In the end, though, the desire to play right away - something Sheehan pledged was a possibility at Le Moyne and D-I recruiters hinted was a long shot at their schools - led Tarr to become a Dolphin. Sheehan's projection was confirmed as soon as Tarr hit the field.
"I felt I had a leg up on everybody because I knew the game inside-out," Tarr said. "I knew the fundamentals, what they were trying to do in terms of team defense, when to slide, how to take angles."
Sheehan recognized the maturity and inserted Tarr into the
starting lineup as a true freshman. The Dolphins are 61-2 since
then, have won one national title and will play for a second
Sunday. They led the nation in defense last season, allowing an
NCAA-record 3.27 goals per game, and have nearly matched that
incredible statistic this season (3.60).
Despite his long list of individual accomplishments during the run,
Tarr is quick to deflect praise to fellow All-America close
defender Chris Doran (East Syracuse-Minoa) and All-America goalie
Jared Corcoran, to solid junior Matt Juriga at the third close
position and the defensive midfielders.
Yet, there is no question that Tarr is the man, the player capable of neutralizing an opponent's best scorer with one hand and orchestrating the team defense with the other.
"We're known for our team defense," McDonald said, "and one of the reasons it is so good is because of him. He makes every defender on the field better. Off ball he might not be guarding the ball, but he'll be watching. He'll send slide guys or tell them not to go, tell them to show. He's really thinking so the other guys on the field don't have to think. He thinks for everybody on the field. He's like the coach on the field."
One step ahead of everybody else. It is the integral element that separates Tarr from the pack. And because it lies under the surface it is a stealth weapon that often goes unrecognized.
"I'm not so sure that the first time a team plays Travis it shies away from him," Sheehan said. "It's not like a Steve Panarelli (SU's superb longstick midfielder) where you know he is going to put the ball on the ground.

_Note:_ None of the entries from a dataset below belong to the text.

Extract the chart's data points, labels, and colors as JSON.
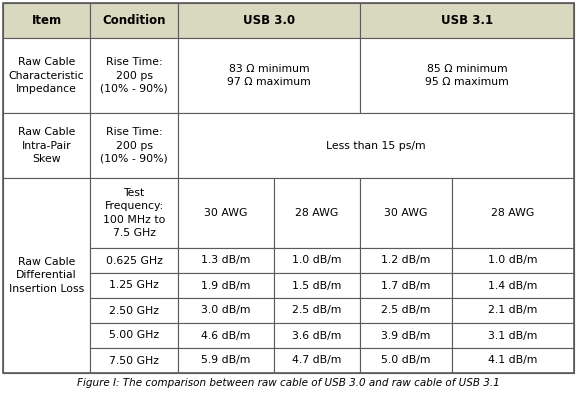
{
  "title": "Figure I: The comparison between raw cable of USB 3.0 and raw cable of USB 3.1",
  "header_bg": "#d9d9c0",
  "cell_bg": "#ffffff",
  "border_color": "#5a5a5a",
  "header_font_size": 8.5,
  "cell_font_size": 7.8,
  "title_font_size": 7.5,
  "columns_header": [
    "Item",
    "Condition",
    "USB 3.0",
    "USB 3.1"
  ],
  "rows": [
    {
      "item": "Raw Cable\nCharacteristic\nImpedance",
      "condition": "Rise Time:\n200 ps\n(10% - 90%)",
      "usb30": "83 Ω minimum\n97 Ω maximum",
      "usb31": "85 Ω minimum\n95 Ω maximum",
      "type": "impedance"
    },
    {
      "item": "Raw Cable\nIntra-Pair\nSkew",
      "condition": "Rise Time:\n200 ps\n(10% - 90%)",
      "value": "Less than 15 ps/m",
      "type": "skew"
    },
    {
      "item": "Raw Cable\nDifferential\nInsertion Loss",
      "sub_header_condition": "Test\nFrequency:\n100 MHz to\n7.5 GHz",
      "frequencies": [
        "0.625 GHz",
        "1.25 GHz",
        "2.50 GHz",
        "5.00 GHz",
        "7.50 GHz"
      ],
      "usb30_30awg": [
        "1.3 dB/m",
        "1.9 dB/m",
        "3.0 dB/m",
        "4.6 dB/m",
        "5.9 dB/m"
      ],
      "usb30_28awg": [
        "1.0 dB/m",
        "1.5 dB/m",
        "2.5 dB/m",
        "3.6 dB/m",
        "4.7 dB/m"
      ],
      "usb31_30awg": [
        "1.2 dB/m",
        "1.7 dB/m",
        "2.5 dB/m",
        "3.9 dB/m",
        "5.0 dB/m"
      ],
      "usb31_28awg": [
        "1.0 dB/m",
        "1.4 dB/m",
        "2.1 dB/m",
        "3.1 dB/m",
        "4.1 dB/m"
      ],
      "type": "insertion_loss"
    }
  ]
}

Yet, the second time around that player who needs to face Travis again is remembering he wasn't able to get to the goal, wasn't able to get his hands free. Travis just wears you down."
He simply knows the game, knows the angles he needs to take to head off a faster player like Rogowski at the pass, to "close the gate on him."
"He's great at making you do what you don't want to do," senior attackman Jason Longo (Cazenovia) said. "If you're strong right-handed, he'll make you go left. He always has a game plan of how to beat his opponent."
"To be honest,it's his intensity," senior Ryan Lewis (ES-M) said. "It's his drive, his competitiveness. He's very intense. And you can feel that as an attackman, you know what I mean?"
Those who have faced Tarr over the years know exactly what Lewis means. And despite his understated style, the coaches who have to game-plan against him know it, too, hence all the individual honors.
Tarr swears the awards are stuffed in a locker somewhere, under a pile of dirty laundry. He says Le Moyne's fate Sunday will supercede all the awards combined.
"That's how I think careers are judged," he said. "I feel that Peyton Manning is the best quarterback in the NFL, but Tom Brady is because he's got all the Super Bowl rings. When I look back I don't want people to see these individual awards. I want them to see two national championships. That's the most important thing."
Rest assured that Travis Tarr will do his part to make it happen. He has been in the film room, has added pages of code and diagrams to his notebook. He never has faced Dowling before, but chances are he is about to make its best offensive player disappear.
He will do it with his mind as much as his body. It will be a fascinating trip.